Today’s security and risk analysts have access to oceans of raw data, thanks to a proliferation of information sources, drastically improved computing power and dirt-cheap storage. Paradoxically, though, they’re having an increasingly hard time coping with the daily tidal waves of security alerts generated from that data. To alleviate their growing alert fatigue, they have started turning to artificial intelligence-based tools that can guide them toward the most significant ‘signals’ while filtering out the distractions of trivial alerts, false-positive alarms and other noise.
In a recent podcast,* The CyberWire asked Haystax Technology CEO Bryan Ware what AI techniques and approaches might help these analysts stay focused on the threat signals that matter most. He recommended a number of steps, including that they explore the analytical power inherent in probabilistic models known as Bayesian inference networks.
“The approach that we’ve taken at Haystax is what we call our ‘model-first’ approach,” Ware explained. He likened the model-building process to emulating “the physics of the problem space,” because models represent what diverse experts believe about the dynamics of, say, a suspicious event or insider threat, and what analysts would do if they were trying to ascertain the validity or probability of each. With a Bayesian model in place, Ware said, “I know how I would use data, as it becomes available, to determine the degree to which this person looks like an insider threat or the degree to which [that event] looks like a suspicious transaction.”

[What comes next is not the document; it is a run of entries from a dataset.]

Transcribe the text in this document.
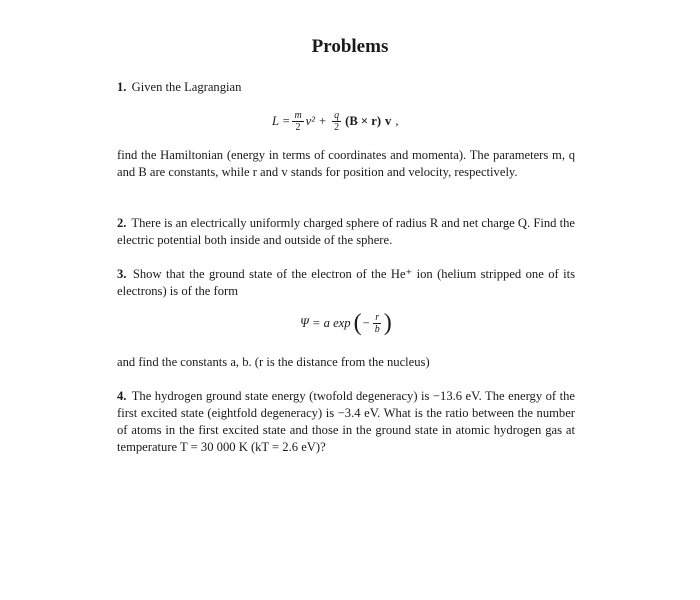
Problems
1. Given the Lagrangian
$L = \frac{m}{2} v^2 + \frac{q}{2} (B \times r)$ v ,
find the Hamiltonian (energy in terms of coordinates and momenta). The parameters m, q and B are constants, while r and v stands for position and velocity, respectively.
2. There is an electrically uniformly charged sphere of radius R and net charge Q. Find the electric potential both inside and outside of the sphere.
3. Show that the ground state of the electron of the He⁺ ion (helium stripped one of its electrons) is of the form
Ψ = a exp ( − $\frac{r}{b}$ )
and find the constants a, b. (r is the distance from the nucleus)
4. The hydrogen ground state energy (twofold degeneracy) is −13.6 eV. The energy of the first excited state (eightfold degeneracy) is −3.4 eV. What is the ratio between the number of atoms in the first excited state and those in the ground state in atomic hydrogen gas at temperature T = 30 000 K (kT = 2.6 eV)?
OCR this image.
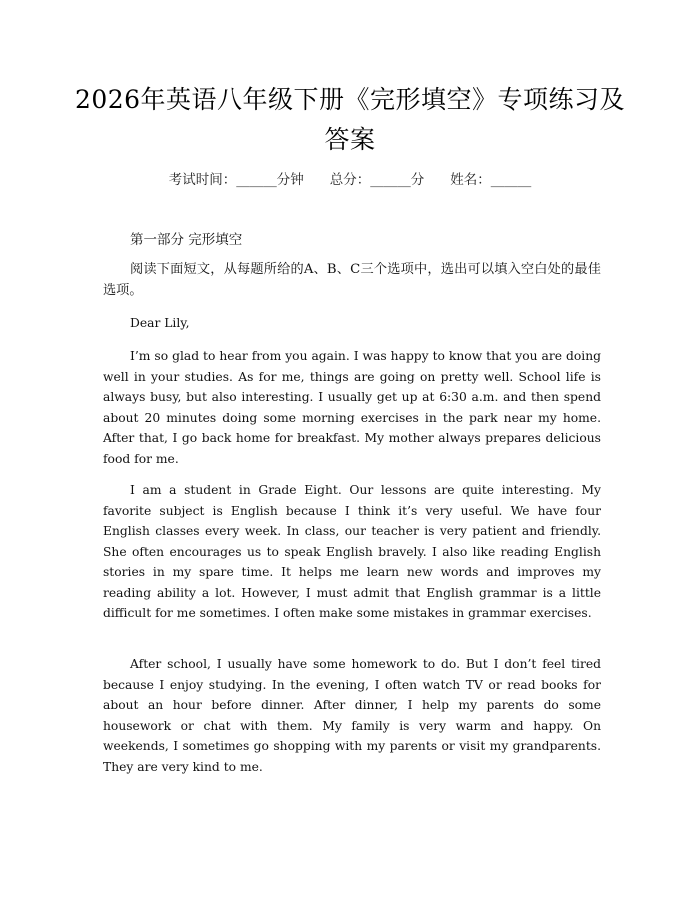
2026年英语八年级下册《完形填空》专项练习及答案
考试时间：______分钟 总分：______分 姓名：______
第一部分 完形填空
阅读下面短文，从每题所给的A、B、C三个选项中，选出可以填入空白处的最佳选项。
Dear Lily,
I’m so glad to hear from you again. I was happy to know that you are doing well in your studies. As for me, things are going on pretty well. School life is always busy, but also interesting. I usually get up at 6:30 a.m. and then spend about 20 minutes doing some morning exercises in the park near my home. After that, I go back home for breakfast. My mother always prepares delicious food for me.
I am a student in Grade Eight. Our lessons are quite interesting. My favorite subject is English because I think it’s very useful. We have four English classes every week. In class, our teacher is very patient and friendly. She often encourages us to speak English bravely. I also like reading English stories in my spare time. It helps me learn new words and improves my reading ability a lot. However, I must admit that English grammar is a little difficult for me sometimes. I often make some mistakes in grammar exercises.
After school, I usually have some homework to do. But I don’t feel tired because I enjoy studying. In the evening, I often watch TV or read books for about an hour before dinner. After dinner, I help my parents do some housework or chat with them. My family is very warm and happy. On weekends, I sometimes go shopping with my parents or visit my grandparents. They are very kind to me.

A Bayesian model can produce analytic results even with no data, because encoded within its nodes are the experts’ existing beliefs as to how various observable behaviors and actions interact with and influence each other. Once connected to data, moreover, the model results become much more detailed and predictive. Ware explained that the model is “not so much learning from the data as watching the data as it changes. And as the data changes, then the model updates as well, so that the beliefs change.”
As a result, Ware recommended that organizations consider tapping more data sources, not less. “So often we discover that a breach has taken place months after” it happened, Ware said. “When you think through that, you realize that the data was there at the time the breach was taking place – maybe even before. But that data wasn’t actionable [so] you couldn’t make a decision from it.”
Because Bayesian models can represent a wide array of behaviors, actions and dynamics, they open up possibilities for many more types of data to be processed before the results are presented to analysts and decision-makers. For example, data sources applied to the Carbon model of ‘whole-person trustworthiness’ at the core of the company’s Constellation for Insider Threat solution would certainly include logs of network and device activity like most other user behavior analytics (UBA) solutions, but could also extend to employee badge in/out data, printer activity logs, on-boarding/off-boarding files, travel and expense records and incident and investigative information — even open-source feeds and public records.
Critically, these broader data sets provide deeper context, which enables the model to ‘reason’ that even though an individual may work after hours, or print an unusually large file or a document he doesn’t usually have access to, other evidence can ‘overrule’ the possibility that he represents a threat. With more conventional data-driven solutions, Ware cautioned, “if you just built an alert for printing to an unusual printer, or for printing a large file, or for coming into work after 6:00 PM, then you’ll end up with lots and lots of alerts that are almost always easily explained.”
With a model-driven UBA solution, Ware added, “we can connect it to all those alerts that come from other machine-learning approaches, or to specific pieces of data.” Even if an organization is generating thousands or even hundreds of thousands of events per day, the model can analyze, prioritize and resolve those alerts the same way an analyst would — only at massive scale and virtually in real time. With the model, Ware said, “you can really build a scalable system, and you can just let the analyst see the ones that are of serious concern.”
* The podcast interview runs from minutes 4:35 – 9:10.